WASHINGTON (AP) -- Ascendant Republicans drove a budget through Congress on Friday that gives them an early but critical victory in their crusade to scrap President Barack Obama's health care overhaul.

The vote trains the spotlight on whether they and Donald Trump can deliver on repeated pledges to not just erase that statute but replace it.

Demonstrating the GOP's willingness to plunge into a defining but risky battle, the House used a near party-line 227-198 roll call to approve a measure that prevents Senate Democrats from derailing a future bill, thus far unwritten, annulling and reshaping Obama's landmark 2010 law. The budget, which won Senate approval early Thursday, does not need the president's signature.

"The 'Unaffordable' Care Act will soon be history!" Trump tweeted Friday in a dig at the statute's name, the Affordable Care Act. Trump takes the presidential oath next Friday.

The real work looms in coming months as the new administration and congressional Republicans write legislation to erase much of the health care law and replace it with a GOP version. Republicans have internal divisions over what that would look like, though past GOP proposals have cut much of the existing law's federal spending and eased coverage requirements while relying more on tax benefits and letting states make decisions.

Friday's vote was preceded by debate that saw hyperbole on both sides and underscored how the two parties have alternate-universe views of Obama's overhaul. Democrats praised it for extending coverage to tens of millions of Americans, helping families afford policies and seniors buy prescriptions, while Republicans focused on the rising premiums and deductibles and limited access to doctors and insurers that have plagued many.

House Speaker Paul Ryan, R-Wis., said the health care law was "so arrogant and so contrary to our founding principles" and had not delivered on Obama's promises to lower costs and provide more choice.

"We have to step in before things get worse. This is nothing short of a rescue mission," Ryan said.

"Our experimentation in Soviet-style central planning of our health care system has been an abject failure," said freshman Rep. Jodey Arrington, R-Texas.

House Minority Leader Nancy Pelosi, D-Calif., said Ryan was peddling "mythology" and said the GOP was moving toward worsening health care for consumers.

"They want to cut benefits and run. They want to cut access and run," she said of Republicans.

"This is a sad day in the history of this country as Republicans begin the process of destroying health care in America," said Rep. Hakeem Jeffries, D-N.Y., arguing that the GOP has no replacement in hand. "All you have is smoke and mirrors, and the American people are getting ready to get screwed."

Nine Republicans joined all voting Democrats in opposing the budget.

The budget's approval means Senate Democrats won't be allowed to filibuster the future repeal-and-replace bill - a pivotal advantage for Republicans. They control the Senate 52-48, but it takes 60 votes to end filibusters, or endless procedural delays that can scuttle legislation.

Republicans have made annulling Obama's law and replacing it a top goal for the past seven years. GOP rifts and an Obama veto prevented them from achieving anything other than holding scores of votes that served as political messaging.

Trump, too, made targeting Obama's overhaul a primary target during his campaign. At his news conference Wednesday, Trump - who's supplied few details of what he wants - said his emerging plan will be "far less expensive and far better" than the statute.

Despite their conceptual unity, plenty of Republicans have shown skittishness in recent days about the political repercussions of charging into a battle that, with Trump in the White House, puts enacting new laws within reach.

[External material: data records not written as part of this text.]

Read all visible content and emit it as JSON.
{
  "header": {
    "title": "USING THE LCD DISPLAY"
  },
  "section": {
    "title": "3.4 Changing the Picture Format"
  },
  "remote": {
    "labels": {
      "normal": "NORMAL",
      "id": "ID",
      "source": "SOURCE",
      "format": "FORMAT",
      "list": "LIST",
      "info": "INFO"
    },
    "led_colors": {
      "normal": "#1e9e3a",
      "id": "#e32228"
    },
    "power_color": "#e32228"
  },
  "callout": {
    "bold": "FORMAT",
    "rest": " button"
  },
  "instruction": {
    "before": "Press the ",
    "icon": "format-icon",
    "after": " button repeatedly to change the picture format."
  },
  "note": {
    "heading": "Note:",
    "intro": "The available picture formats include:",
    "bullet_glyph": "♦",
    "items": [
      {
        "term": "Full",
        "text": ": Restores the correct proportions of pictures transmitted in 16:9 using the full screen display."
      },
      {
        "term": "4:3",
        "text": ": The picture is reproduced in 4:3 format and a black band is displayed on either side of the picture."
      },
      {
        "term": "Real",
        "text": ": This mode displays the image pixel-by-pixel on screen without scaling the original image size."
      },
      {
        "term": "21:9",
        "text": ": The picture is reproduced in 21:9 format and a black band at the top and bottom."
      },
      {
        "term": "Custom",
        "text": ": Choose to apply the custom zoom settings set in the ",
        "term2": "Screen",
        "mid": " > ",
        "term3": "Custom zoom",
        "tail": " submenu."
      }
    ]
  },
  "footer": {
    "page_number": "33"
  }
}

Many expressed opposition to leaders' initial emphasis on first passing a repeal bill and then focusing on a replacement - a process that could produce a gap of months or longer. Trump has also pushed Congress to act fast.

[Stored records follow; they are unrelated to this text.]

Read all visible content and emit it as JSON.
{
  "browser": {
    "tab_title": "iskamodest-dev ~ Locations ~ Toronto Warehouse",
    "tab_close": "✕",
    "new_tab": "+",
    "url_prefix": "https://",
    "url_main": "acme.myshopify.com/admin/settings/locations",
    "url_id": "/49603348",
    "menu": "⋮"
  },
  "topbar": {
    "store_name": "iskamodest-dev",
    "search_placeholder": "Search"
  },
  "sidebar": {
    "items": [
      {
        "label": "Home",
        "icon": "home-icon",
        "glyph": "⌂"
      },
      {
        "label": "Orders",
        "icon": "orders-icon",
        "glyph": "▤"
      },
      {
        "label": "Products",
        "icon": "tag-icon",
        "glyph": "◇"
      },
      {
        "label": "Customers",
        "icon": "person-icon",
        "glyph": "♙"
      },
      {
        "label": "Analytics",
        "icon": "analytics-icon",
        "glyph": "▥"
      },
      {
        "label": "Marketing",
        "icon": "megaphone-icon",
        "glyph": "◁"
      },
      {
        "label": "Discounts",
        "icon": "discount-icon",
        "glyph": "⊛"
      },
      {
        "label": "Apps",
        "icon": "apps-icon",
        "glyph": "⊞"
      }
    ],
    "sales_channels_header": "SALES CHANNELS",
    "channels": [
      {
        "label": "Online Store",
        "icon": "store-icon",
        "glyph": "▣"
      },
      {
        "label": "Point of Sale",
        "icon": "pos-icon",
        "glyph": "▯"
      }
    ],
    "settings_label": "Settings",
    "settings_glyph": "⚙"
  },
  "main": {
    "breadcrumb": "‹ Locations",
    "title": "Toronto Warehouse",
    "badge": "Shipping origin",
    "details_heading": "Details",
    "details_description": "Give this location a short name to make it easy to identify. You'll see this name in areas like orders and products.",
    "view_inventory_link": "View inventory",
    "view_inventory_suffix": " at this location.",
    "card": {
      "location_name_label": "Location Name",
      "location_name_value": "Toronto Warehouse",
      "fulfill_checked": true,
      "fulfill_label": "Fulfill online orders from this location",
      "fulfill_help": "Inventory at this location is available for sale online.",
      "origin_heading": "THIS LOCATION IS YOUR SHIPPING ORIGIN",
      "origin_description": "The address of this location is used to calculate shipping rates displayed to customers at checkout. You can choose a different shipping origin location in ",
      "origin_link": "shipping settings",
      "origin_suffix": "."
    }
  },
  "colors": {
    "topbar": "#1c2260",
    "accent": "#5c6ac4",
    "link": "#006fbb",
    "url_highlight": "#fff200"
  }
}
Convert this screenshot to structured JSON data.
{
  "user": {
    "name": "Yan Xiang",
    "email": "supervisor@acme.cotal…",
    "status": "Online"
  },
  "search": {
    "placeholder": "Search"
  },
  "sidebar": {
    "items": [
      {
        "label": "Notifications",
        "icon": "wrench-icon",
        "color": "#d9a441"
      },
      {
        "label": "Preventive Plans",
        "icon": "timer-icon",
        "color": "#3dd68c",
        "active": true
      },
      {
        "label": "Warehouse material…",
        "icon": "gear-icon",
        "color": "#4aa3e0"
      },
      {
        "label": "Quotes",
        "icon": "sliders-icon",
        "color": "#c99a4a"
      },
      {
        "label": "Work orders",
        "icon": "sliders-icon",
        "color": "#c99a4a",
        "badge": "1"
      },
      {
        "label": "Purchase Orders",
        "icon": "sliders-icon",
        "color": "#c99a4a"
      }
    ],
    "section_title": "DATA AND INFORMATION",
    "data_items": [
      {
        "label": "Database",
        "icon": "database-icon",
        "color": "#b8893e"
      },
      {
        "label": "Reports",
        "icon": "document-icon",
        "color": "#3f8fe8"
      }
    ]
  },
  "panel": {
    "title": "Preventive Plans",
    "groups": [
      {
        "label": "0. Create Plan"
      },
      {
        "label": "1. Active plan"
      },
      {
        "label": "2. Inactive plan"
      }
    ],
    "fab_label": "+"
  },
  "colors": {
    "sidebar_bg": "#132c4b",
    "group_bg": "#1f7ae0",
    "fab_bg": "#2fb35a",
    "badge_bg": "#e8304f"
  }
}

Numerous Republicans have insisted on learning how their party will re-craft the nation's $3 trillion-a-year health care system before voting to void existing programs. Twenty million Americans are covered by Obama's expansion of Medicaid or by policies sold on exchanges, and millions of others have benefited from the coverage requirements it has imposed on insurers.

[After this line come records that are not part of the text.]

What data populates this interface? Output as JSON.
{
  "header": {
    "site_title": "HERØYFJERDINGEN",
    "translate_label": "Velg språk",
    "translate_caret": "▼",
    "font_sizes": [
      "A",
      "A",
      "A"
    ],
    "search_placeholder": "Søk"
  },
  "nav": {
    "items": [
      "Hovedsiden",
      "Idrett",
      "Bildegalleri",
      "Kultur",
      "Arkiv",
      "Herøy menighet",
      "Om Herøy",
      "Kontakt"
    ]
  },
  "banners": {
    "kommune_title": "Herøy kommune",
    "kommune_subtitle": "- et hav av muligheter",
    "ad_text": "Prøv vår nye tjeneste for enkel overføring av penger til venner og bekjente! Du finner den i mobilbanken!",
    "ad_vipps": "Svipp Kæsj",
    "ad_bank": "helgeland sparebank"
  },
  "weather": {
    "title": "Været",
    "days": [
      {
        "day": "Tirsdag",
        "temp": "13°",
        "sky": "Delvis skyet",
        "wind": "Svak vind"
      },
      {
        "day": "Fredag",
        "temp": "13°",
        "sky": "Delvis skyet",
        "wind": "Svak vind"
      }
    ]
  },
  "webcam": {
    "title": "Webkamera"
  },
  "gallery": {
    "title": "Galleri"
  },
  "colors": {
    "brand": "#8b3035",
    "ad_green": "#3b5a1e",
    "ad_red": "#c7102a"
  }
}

There are internal GOP chasms over leaders' plans to use their bill to halt federal payments to Planned Parenthood and pare Medicaid coverage. There are also disagreements over how to pay for the GOP replacement, with many Republicans leery of Ryan's proposal to tax part of the value of some health insurance provided by employers.

Even with their disputes, the GOP's rallying behind their budget spotlighted the political imperative facing Republicans to deliver on a battle cry that has sustained them for years.

Moving ahead on the budget was "a bottom-line, party survival vote," said Thomas P. Miller, a health care authority at the conservative American Enterprise Institute.